A Bomb Detection Unit of the elite National Security Guard collected evidence from the blast site on Wednesday.
When asked if the bomb could have been set off from a distance, Singh replied: “They [terror groups] do not have the technology to set it off from a distance. If a remote control was used, then it must have been done from close by.”
He again desisted from naming any group, reiterating that the police “want to have accused in custody before naming any group”.
Around 30 people have been questioned in connection with the blast.
When asked if the police were probing the role of terror suspect Imran Jalal alias Bilal, Singh retorted: “If the media knows about him and are asking questions, then so would the police.”
The Bangalore police arrested Imran in 2007 with a satellite phone, an AK-47 rifle, five grenades and 300 rounds of live ammunition. Imran reportedly told the Bangalore police that he had visited Pune several times and transported arms for “someone” there.

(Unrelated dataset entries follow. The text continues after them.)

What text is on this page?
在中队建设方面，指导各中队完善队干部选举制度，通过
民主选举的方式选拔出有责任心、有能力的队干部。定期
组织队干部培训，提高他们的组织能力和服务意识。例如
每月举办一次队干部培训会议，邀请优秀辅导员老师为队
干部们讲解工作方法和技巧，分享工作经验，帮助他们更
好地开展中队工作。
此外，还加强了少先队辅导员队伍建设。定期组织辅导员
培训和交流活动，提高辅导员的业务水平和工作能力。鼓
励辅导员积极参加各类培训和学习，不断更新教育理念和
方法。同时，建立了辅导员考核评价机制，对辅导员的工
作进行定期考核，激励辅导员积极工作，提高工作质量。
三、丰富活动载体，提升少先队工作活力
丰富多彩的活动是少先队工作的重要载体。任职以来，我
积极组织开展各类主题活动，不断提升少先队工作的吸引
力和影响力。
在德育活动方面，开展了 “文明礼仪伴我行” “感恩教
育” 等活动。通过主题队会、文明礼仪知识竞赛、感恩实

According to his statement, Imran also met 26/11 co-conspirator Zaki-ur-Rehman Lakhvi in Pakistan, who told him to attack several places in India.
The Pune police are also trying to reassure foreign students in the city. Senior officers, including Singh, met students at various colleges on Wednesday.
“I addressed at least 18,000 students at three different colleges,” Singh said, adding that they gave students pointers on how to stay alert.